Per-origin channel separation A custom wrapping function that strips framework control tokens, normalises Unicode, trims untrusted content to a size limit, and wraps each input with a source-attributed XML tag before insertion into the message array. Different input origins (user upload, RAG corpus, tool result, peer agent) get distinct labelled segments, not a single generic untrusted tag.

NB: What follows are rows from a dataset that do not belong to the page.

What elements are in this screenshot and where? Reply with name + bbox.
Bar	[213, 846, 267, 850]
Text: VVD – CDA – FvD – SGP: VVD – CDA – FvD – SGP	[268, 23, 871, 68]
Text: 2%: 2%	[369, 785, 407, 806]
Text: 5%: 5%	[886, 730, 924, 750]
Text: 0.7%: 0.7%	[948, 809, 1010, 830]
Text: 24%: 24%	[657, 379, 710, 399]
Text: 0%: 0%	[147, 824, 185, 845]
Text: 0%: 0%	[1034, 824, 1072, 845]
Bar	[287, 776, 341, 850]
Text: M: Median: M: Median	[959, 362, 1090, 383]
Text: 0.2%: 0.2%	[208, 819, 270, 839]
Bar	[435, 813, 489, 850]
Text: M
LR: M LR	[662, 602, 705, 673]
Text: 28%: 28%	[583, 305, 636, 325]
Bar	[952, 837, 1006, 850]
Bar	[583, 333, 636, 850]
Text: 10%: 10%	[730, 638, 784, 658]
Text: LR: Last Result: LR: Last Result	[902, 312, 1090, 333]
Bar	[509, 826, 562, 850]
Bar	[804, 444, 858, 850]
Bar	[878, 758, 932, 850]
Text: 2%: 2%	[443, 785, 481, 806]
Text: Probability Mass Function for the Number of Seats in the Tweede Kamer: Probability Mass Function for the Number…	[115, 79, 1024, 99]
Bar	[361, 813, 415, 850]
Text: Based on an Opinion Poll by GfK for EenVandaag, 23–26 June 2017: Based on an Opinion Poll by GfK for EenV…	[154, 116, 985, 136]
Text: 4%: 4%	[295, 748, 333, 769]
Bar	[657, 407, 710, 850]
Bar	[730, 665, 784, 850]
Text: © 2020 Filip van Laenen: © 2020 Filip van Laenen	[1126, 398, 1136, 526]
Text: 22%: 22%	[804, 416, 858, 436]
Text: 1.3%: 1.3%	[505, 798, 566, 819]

Why choose it: The only option that fully implements channel separation with per-origin provenance. Required when you need audit trails that preserve content origin into the LLM reasoning trace, or when you need to enforce per-source size limits. Should be the default implementation pattern regardless of which classifier layer sits on top.

More details:

Trade-offs

  • Structural wrapping (role separation, XML tags) is sub-millisecond with no perceptible latency; it is the cheapest layer to deploy.
  • Adding Prompt Shields adds roughly 50 to 200 ms per call and a small per-document cost; budget for this in latency-sensitive RAG pipelines.
  • The dual-LLM pattern adds a full second model call per turn; reserve it for pipelines where the injection surface justifies the latency and capability cost.
  • The main development effort is not the wrapping code itself, it is enumerating every entry path where untrusted content can reach the LLM context across a multi-agent system; missed entry paths are missed controls.

When NOT to use

  • Do not apply context isolation to agents that consume only first-party, fully trusted structured data, there is no untrusted-content surface to partition.
  • Do not apply where the system prompt itself is user-supplied (fully open-ended chat with user-controlled instructions), there is no trusted system segment to protect.
  • Do not treat structural isolation as a sufficient sole control for high-stakes deployments; role-boundary-crossing injection is documented and no structural fix is complete.

Limitations

  • Context isolation does not defend against fine-tuned models that follow instructions regardless of segment role, adversarial prompts that survive role boundaries are documented in Greshake et al. 2023 and remain an active research problem.
  • Prompt Shields document-attack detection applies a classifier; it may miss novel injection variants and may flag legitimate documents. False-positive rates are deployment-specific and require calibration.
  • The dual-LLM pattern is vulnerable to social engineering: a user could be induced to copy quarantined output back into the privileged context, defeating the architectural separation.
  • Context isolation does not protect against attacks where the untrusted content itself is the target of exfiltration, an agent that summarises private memory back to the user is an output-edge problem, not an input-edge one.

Maturity tier reasoning

  • Tier 2 fits because the structural patterns (role separation, XML-tag wrapping) are implemented natively by every major LLM vendor and documented in their production guidance; the wrapping code is straightforward application development.
  • What keeps this out of Tier 1 is the absence of an industry-standard schema for tagging untrusted content. Every vendor uses different markers, no published benchmark scores the pattern consistently across providers, and the residual gap of instruction-following across role boundaries is an active research area.
  • Prompt Shields is production-available in Azure AI Content Safety; the dual-LLM pattern is an architectural pattern with no off-the-shelf implementation for agentic pipelines.

Last verified against upstream docs: 2026-05-30.